Ihr habt euch schon vor langer Zeit aus den ländlichen Gebieten im Osten zurückgezogen und das Feld AfD & Co. überlassen. Und da wundert ihr euch, dass vor allem Jugendliche in Scharen auf deren Angebote anspringen? Und wo wir schon bei den Jugendlichen sind: Ich sage nur „Tiktok“, das habt ihr auch verpennt, während die AfD dort munter zielgruppengerecht mit den Algorithmen spielt.
Und ja, auch beim Thema Integration und Migration gibt es Baustellen.
Haltet ihr das für eine gute Idee, ausgerechnet jetzt ausgerechnet an Integrationsprogrammen zu sparen? Echt jetzt?
Ich könnte noch eine Weile so weitermachen – mit der Verantwortung der Medien zum Beispiel, aber dann kommt hier sonst niemand mehr zu Wort.
Die meisten Wahlberechtigten in diesem Land wählen nicht die AfD– bisher zumindest.
Eure Politik muss sich den Menschen in diesem Land verpflichtet fühlen – sowohl in der Regierung als auch in der Opposition. Ihr seid allen Menschen gegenüber in der Pflicht, nicht nur den knapp 20%, die laut aktuellen Umfragen bundesweit die AfD wählen würden.
Wenn ihr euren Politikstil nicht ändert, werden sich weitere Wähler:innen mit Grausen abwenden, ihr werdet noch mehr Stimmen verlieren.
Ich habe mich in den letzten Tagen ehrlich gesagt auch manchmal gefragt, wen ich eigentlich bei den Bundestagswahlen im nächsten Jahr wählen soll. Die Nazis werden es aber ganz sicher nicht.
Für diese und viele weitere Herausforderungen ist aber nicht die Bekämpfung der Migration die „Mutter aller Lösungen“. Wir erwarten echte sachorientierte Lösungen für die tatsächlichen Probleme. Lösungen, die in einem demokratischen Wettstreit gefunden und dann umgesetzt werden, statt immer wieder von vorne anzufangen, in der Hoffnung, für sich selbst doch noch einen kleinen Punkt zu machen.

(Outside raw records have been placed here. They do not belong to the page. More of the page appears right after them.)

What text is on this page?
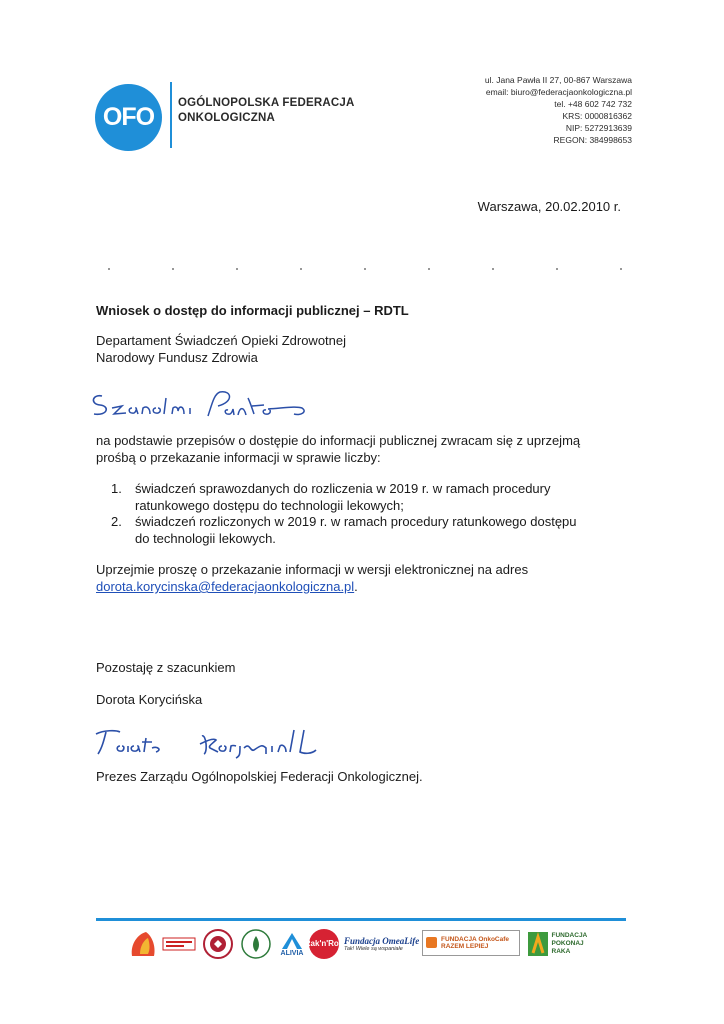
OFO OGÓLNOPOLSKA FEDERACJA
ONKOLOGICZNA
ul. Jana Pawła II 27, 00-867 Warszawa
email: biuro@federacjaonkologiczna.pl
tel. +48 602 742 732
KRS: 0000816362
NIP: 5272913639
REGON: 384998653
Warszawa, 20.02.2010 r.
Wniosek o dostęp do informacji publicznej – RDTL
Departament Świadczeń Opieki Zdrowotnej
Narodowy Fundusz Zdrowia
na podstawie przepisów o dostępie do informacji publicznej zwracam się z uprzejmą
prośbą o przekazanie informacji w sprawie liczby:
1. świadczeń sprawozdanych do rozliczenia w 2019 r. w ramach procedury
ratunkowego dostępu do technologii lekowych;
2. świadczeń rozliczonych w 2019 r. w ramach procedury ratunkowego dostępu
do technologii lekowych.
Uprzejmie proszę o przekazanie informacji w wersji elektronicznej na adres
dorota.korycinska@federacjaonkologiczna.pl.
Pozostaję z szacunkiem
Dorota Korycińska
Prezes Zarządu Ogólnopolskiej Federacji Onkologicznej.
ALIVIA
Rak'n'Roll Fundacja OmeaLife
Tak! Wiele są wspaniałe
FUNDACJA OnkoCafe RAZEM LEPIEJ
FUNDACJA POKONAJ RAKA
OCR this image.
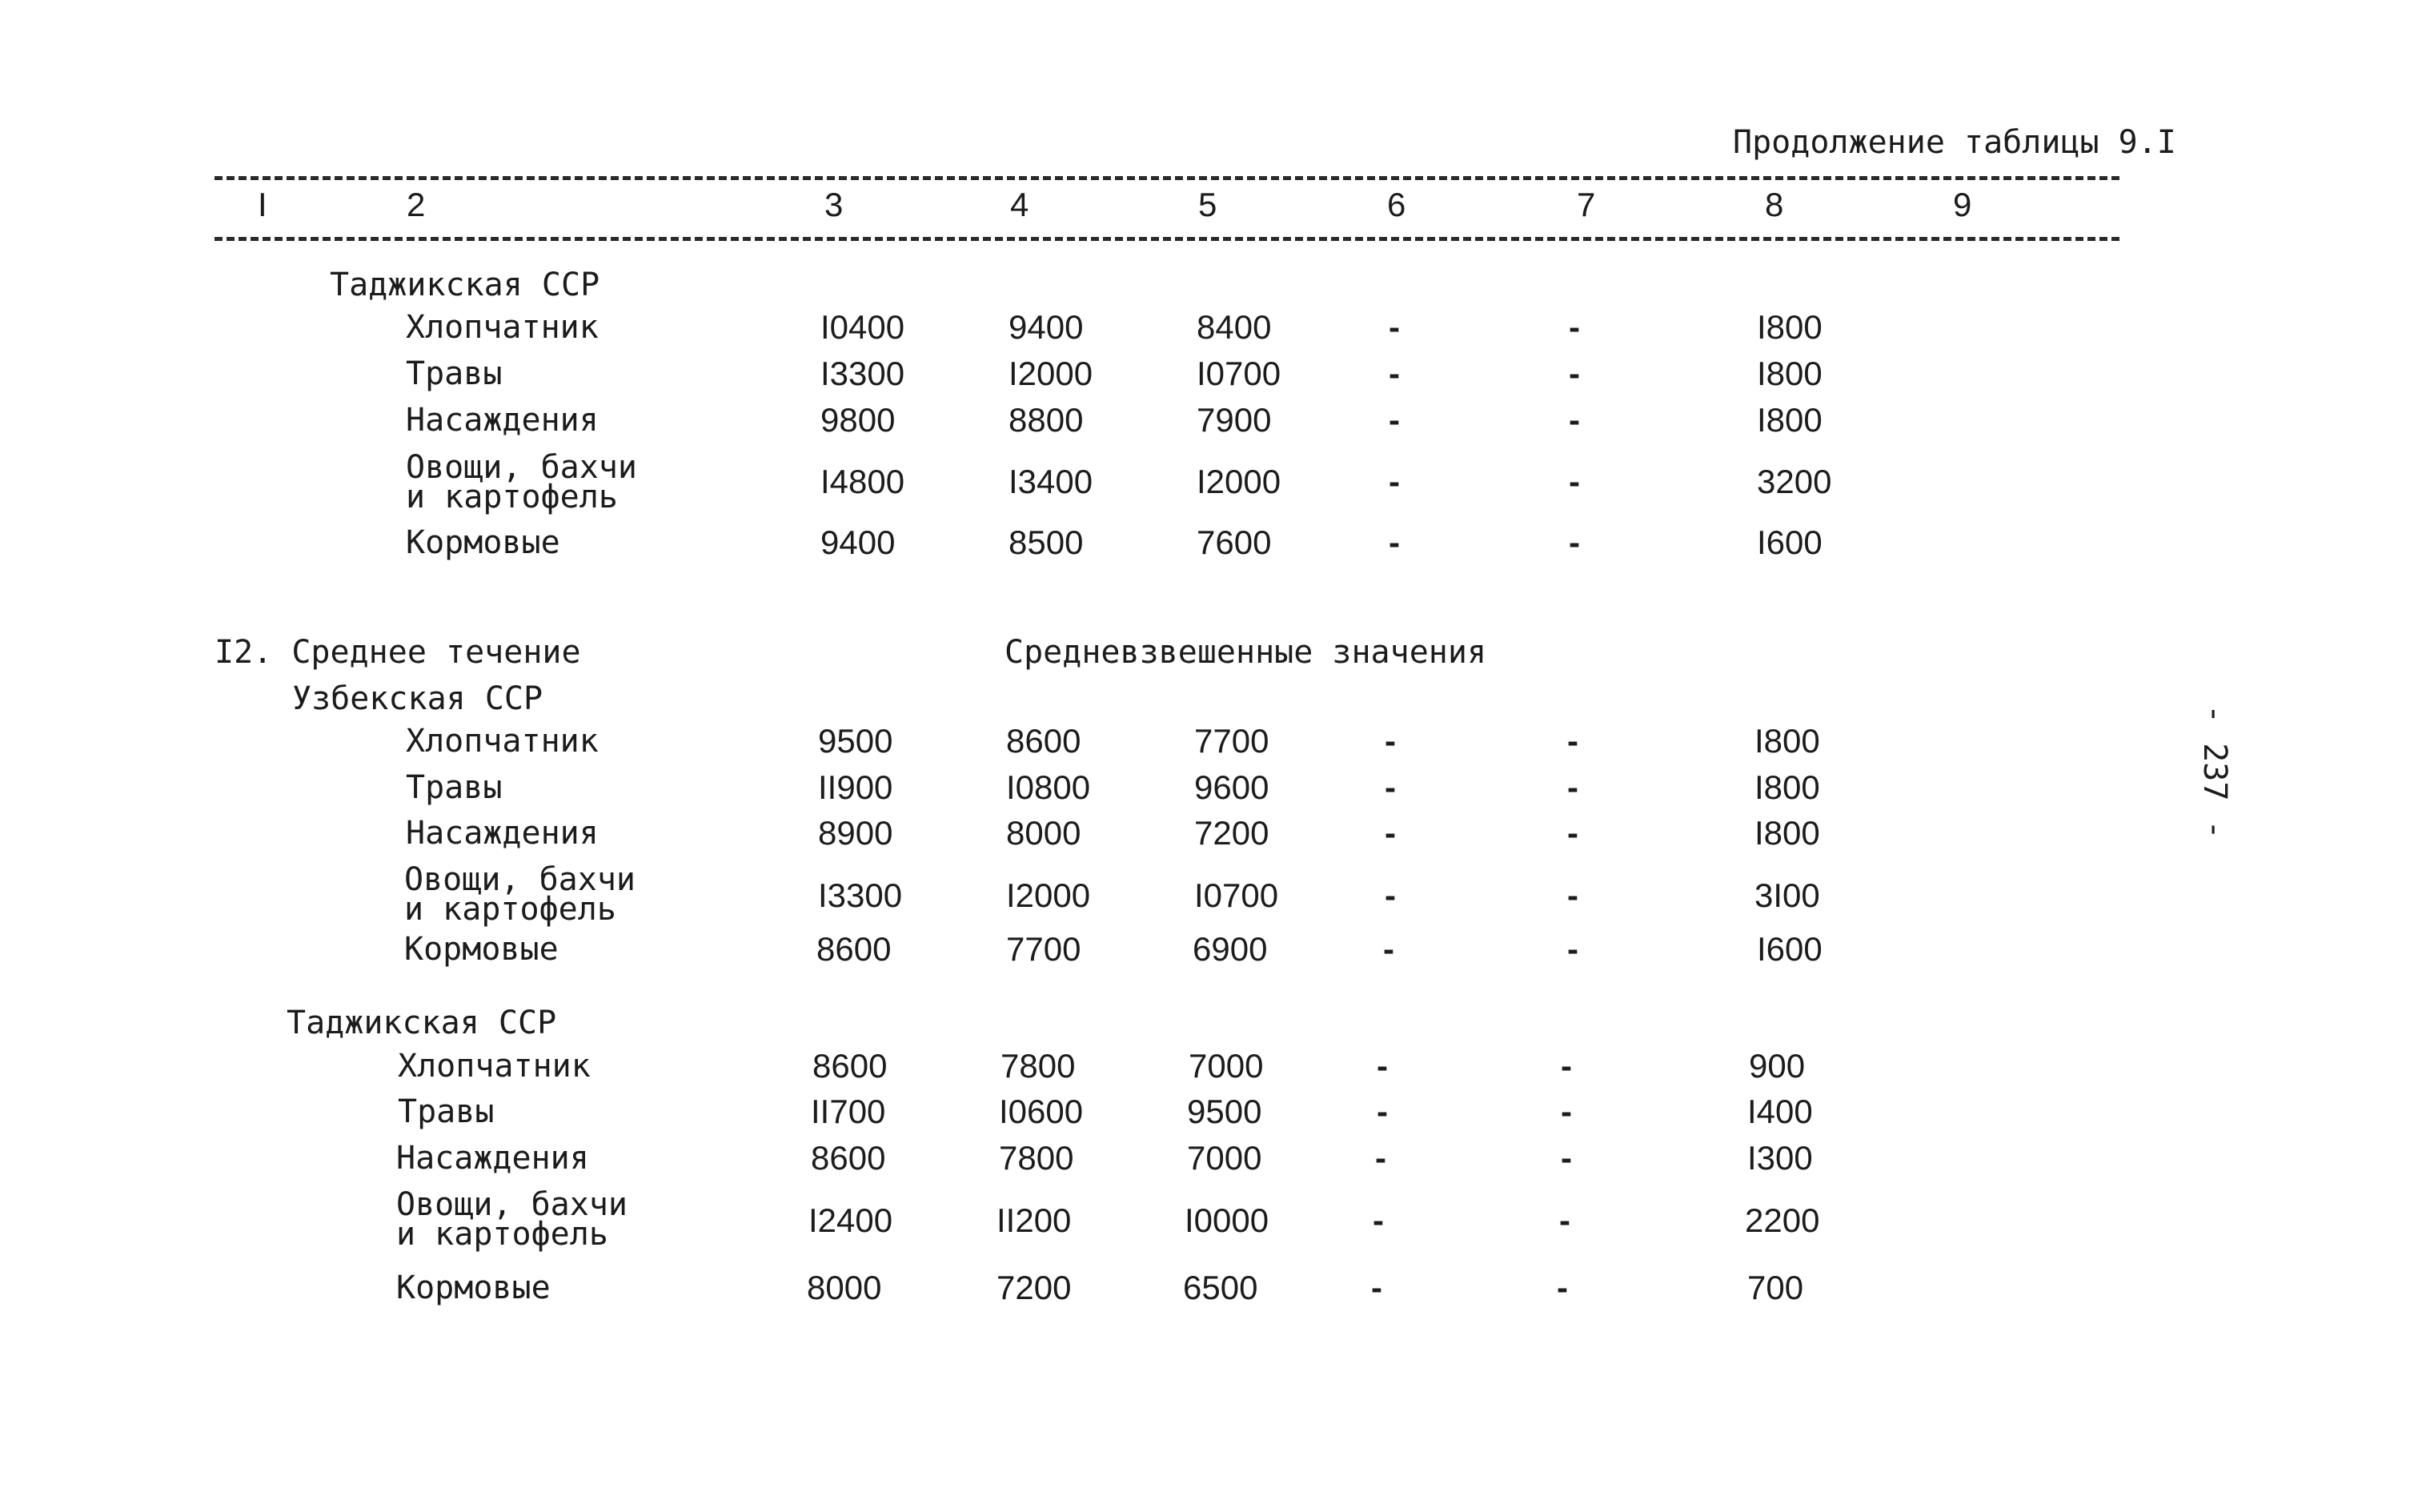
Продолжение таблицы 9.I
I	2	3	4	5	6	7	8	9
Таджикская ССР
Хлопчатник	I0400	9400	8400	-	-	I800
Травы	I3300	I2000	I0700	-	-	I800
Насаждения	9800	8800	7900	-	-	I800
Овощи, бахчи
и картофель	I4800	I3400	I2000	-	-	3200
Кормовые	9400	8500	7600	-	-	I600
I2. Среднее течение	Средневзвешенные значения
Узбекская ССР
Хлопчатник	9500	8600	7700	-	-	I800
Травы	II900	I0800	9600	-	-	I800
Насаждения	8900	8000	7200	-	-	I800
Овощи, бахчи
и картофель	I3300	I2000	I0700	-	-	3I00
Кормовые	8600	7700	6900	-	-	I600
Таджикская ССР
Хлопчатник	8600	7800	7000	-	-	900
Травы	II700	I0600	9500	-	-	I400
Насаждения	8600	7800	7000	-	-	I300
Овощи, бахчи
и картофель	I2400	II200	I0000	-	-	2200
Кормовые	8000	7200	6500	-	-	700
- 237 -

Das geht vor allem an die Parteien in der Ampel: Das Bild, das ihr abgebt, ist grauenvoll und abschreckend. Wir erwarten endlich einen Wumms, oder besser noch einen Doppel-Wumms – dafür müsste sich Olaf Scholz aber mal aus seinem Schneckenhaus wagen und wirklich auf den Tisch hauen. Keine Sorge: Das halten wir aus!
Noch ein Wort an die CDU: Ihr führt euch auf, als hättet ihr die letzten 50 Jahre in der Opposition verbracht. Meine Güte, ihr hattet doch wirklich genug Gelegenheit, Politik zu gestalten und Lösungen voranzubringen!

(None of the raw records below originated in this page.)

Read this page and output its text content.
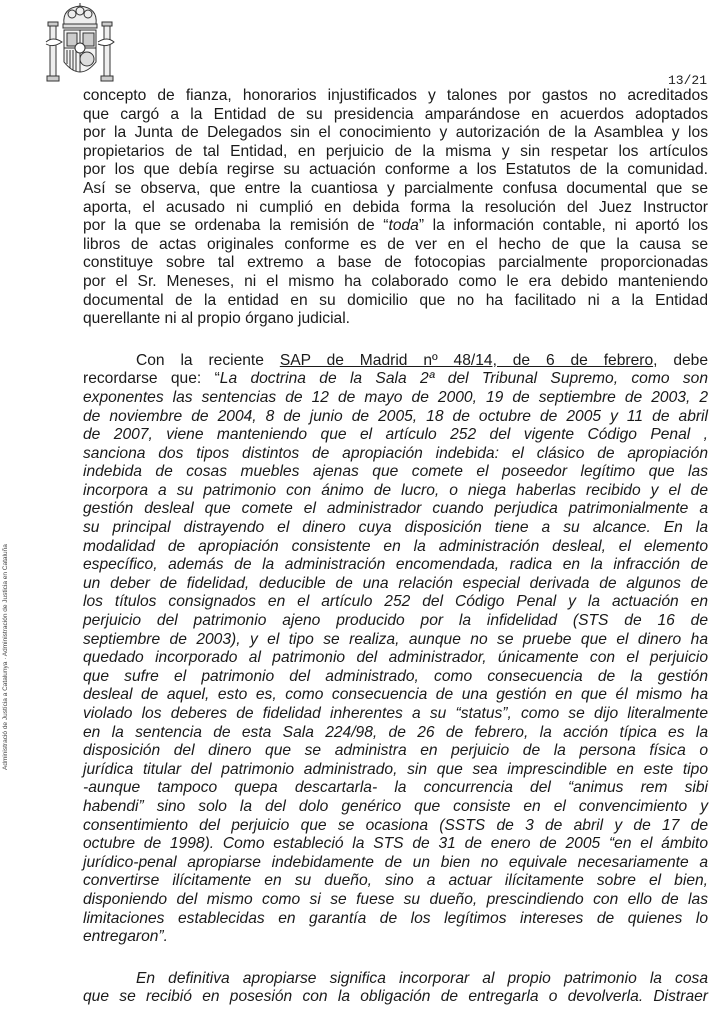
13/21
Administració de Justícia a Catalunya · Administración de Justicia en Cataluña
concepto de fianza, honorarios injustificados y talones por gastos no acreditados
que cargó a la Entidad de su presidencia amparándose en acuerdos adoptados
por la Junta de Delegados sin el conocimiento y autorización de la Asamblea y los
propietarios de tal Entidad, en perjuicio de la misma y sin respetar los artículos
por los que debía regirse su actuación conforme a los Estatutos de la comunidad.
Así se observa, que entre la cuantiosa y parcialmente confusa documental que se
aporta, el acusado ni cumplió en debida forma la resolución del Juez Instructor
por la que se ordenaba la remisión de “toda” la información contable, ni aportó los
libros de actas originales conforme es de ver en el hecho de que la causa se
constituye sobre tal extremo a base de fotocopias parcialmente proporcionadas
por el Sr. Meneses, ni el mismo ha colaborado como le era debido manteniendo
documental de la entidad en su domicilio que no ha facilitado ni a la Entidad
querellante ni al propio órgano judicial.
Con la reciente SAP de Madrid nº 48/14, de 6 de febrero, debe
recordarse que: “La doctrina de la Sala 2ª del Tribunal Supremo, como son
exponentes las sentencias de 12 de mayo de 2000, 19 de septiembre de 2003, 2
de noviembre de 2004, 8 de junio de 2005, 18 de octubre de 2005 y 11 de abril
de 2007, viene manteniendo que el artículo 252 del vigente Código Penal ,
sanciona dos tipos distintos de apropiación indebida: el clásico de apropiación
indebida de cosas muebles ajenas que comete el poseedor legítimo que las
incorpora a su patrimonio con ánimo de lucro, o niega haberlas recibido y el de
gestión desleal que comete el administrador cuando perjudica patrimonialmente a
su principal distrayendo el dinero cuya disposición tiene a su alcance. En la
modalidad de apropiación consistente en la administración desleal, el elemento
específico, además de la administración encomendada, radica en la infracción de
un deber de fidelidad, deducible de una relación especial derivada de algunos de
los títulos consignados en el artículo 252 del Código Penal y la actuación en
perjuicio del patrimonio ajeno producido por la infidelidad (STS de 16 de
septiembre de 2003), y el tipo se realiza, aunque no se pruebe que el dinero ha
quedado incorporado al patrimonio del administrador, únicamente con el perjuicio
que sufre el patrimonio del administrado, como consecuencia de la gestión
desleal de aquel, esto es, como consecuencia de una gestión en que él mismo ha
violado los deberes de fidelidad inherentes a su “status”, como se dijo literalmente
en la sentencia de esta Sala 224/98, de 26 de febrero, la acción típica es la
disposición del dinero que se administra en perjuicio de la persona física o
jurídica titular del patrimonio administrado, sin que sea imprescindible en este tipo
-aunque tampoco quepa descartarla- la concurrencia del “animus rem sibi
habendi” sino solo la del dolo genérico que consiste en el convencimiento y
consentimiento del perjuicio que se ocasiona (SSTS de 3 de abril y de 17 de
octubre de 1998). Como estableció la STS de 31 de enero de 2005 “en el ámbito
jurídico-penal apropiarse indebidamente de un bien no equivale necesariamente a
convertirse ilícitamente en su dueño, sino a actuar ilícitamente sobre el bien,
disponiendo del mismo como si se fuese su dueño, prescindiendo con ello de las
limitaciones establecidas en garantía de los legítimos intereses de quienes lo
entregaron”.
En definitiva apropiarse significa incorporar al propio patrimonio la cosa
que se recibió en posesión con la obligación de entregarla o devolverla. Distraer
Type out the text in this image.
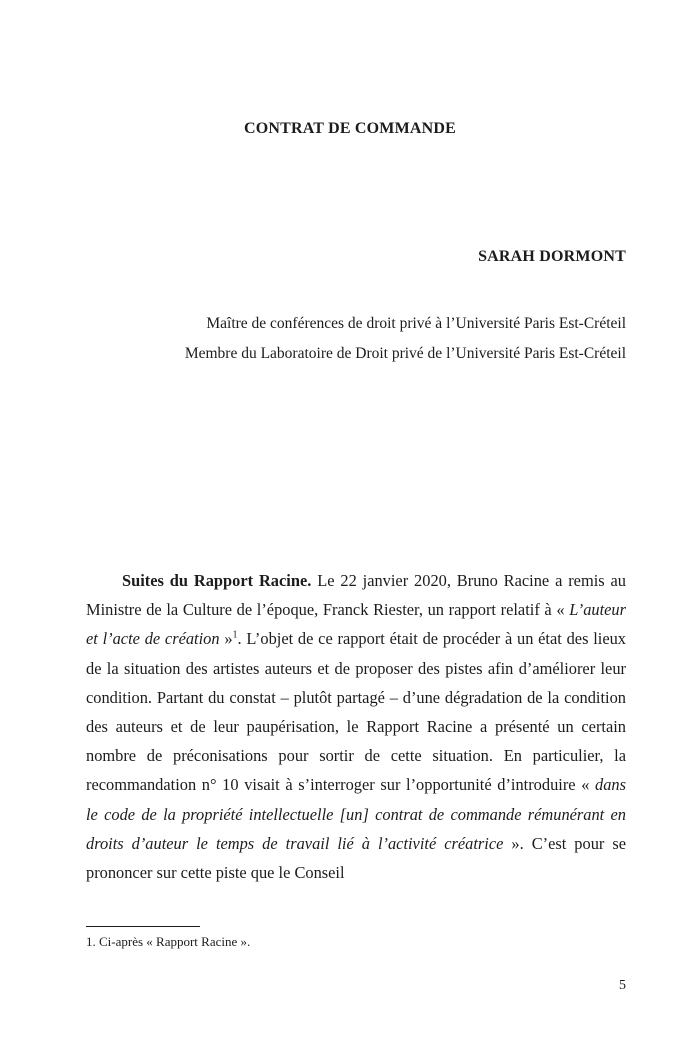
CONTRAT DE COMMANDE
SARAH DORMONT
Maître de conférences de droit privé à l’Université Paris Est-Créteil
Membre du Laboratoire de Droit privé de l’Université Paris Est-Créteil

Suites du Rapport Racine. Le 22 janvier 2020, Bruno Racine a remis au Ministre de la Culture de l’époque, Franck Riester, un rapport relatif à « L’auteur et l’acte de création »$^1$. L’objet de ce rapport était de procéder à un état des lieux de la situation des artistes auteurs et de proposer des pistes afin d’améliorer leur condition. Partant du constat – plutôt partagé – d’une dégradation de la condition des auteurs et de leur paupérisation, le Rapport Racine a présenté un certain nombre de préconisations pour sortir de cette situation. En particulier, la recommandation n° 10 visait à s’interroger sur l’opportunité d’introduire « dans le code de la propriété intellectuelle [un] contrat de commande rémunérant en droits d’auteur le temps de travail lié à l’activité créatrice ». C’est pour se prononcer sur cette piste que le Conseil

1. Ci-après « Rapport Racine ».
5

Im Allgemeinen versuche ich immer, mich nicht zu Pauschalisierungen hinreißen zu lassen. Das ist mir gerade nicht so gut gelungen, wie gesagt: Ich bin sauer und ehrlich gesagt auch ein wenig erschöpft. Ich fühle mich manchmal, als würden wir mit unseren Bündnissen gegen Windmühlen kämpfen.
Zum Schluss meiner Rede versuche ich trotzdem noch eine Differenzierung:
In allen demokratischen Parteien in den Parlamenten gibt es nicht wenige Menschen, die für eine sach- und lösungsorientierte Politik kämpfen, statt sich von Populismus leiten zu lassen. Leider sind sie meist nicht in der Position, diese Richtung parteiintern durchzusetzen.
Diesen Menschen möchte ich sagen: Wir sehen euch!
Bitte gebt den Kampf innerhalb eurer Parteien nicht auf, zieht euch nicht zurück!
Wir als Zivilgesellschaft können die Welle, die von Thüringen, Sachsen und Brandenburg auf uns zukommt, nicht ohne euch brechen!
Und die Zivilgesellschaft selbst? Wir müssen zusammenhalten gegen diese Welle, auch über die Stadtgrenzen hinweg. Wir müssen uns in Solidarität üben, unabhängig von parteipolitischen Präferenzen, Konfessionen, Gehaltsklassen.
Wir müssen uns mit Verbündeten umgeben und uns gegenseitig unterstützen, um nicht am Ende in der Welle unterzugehen, jede und jeder für sich allein.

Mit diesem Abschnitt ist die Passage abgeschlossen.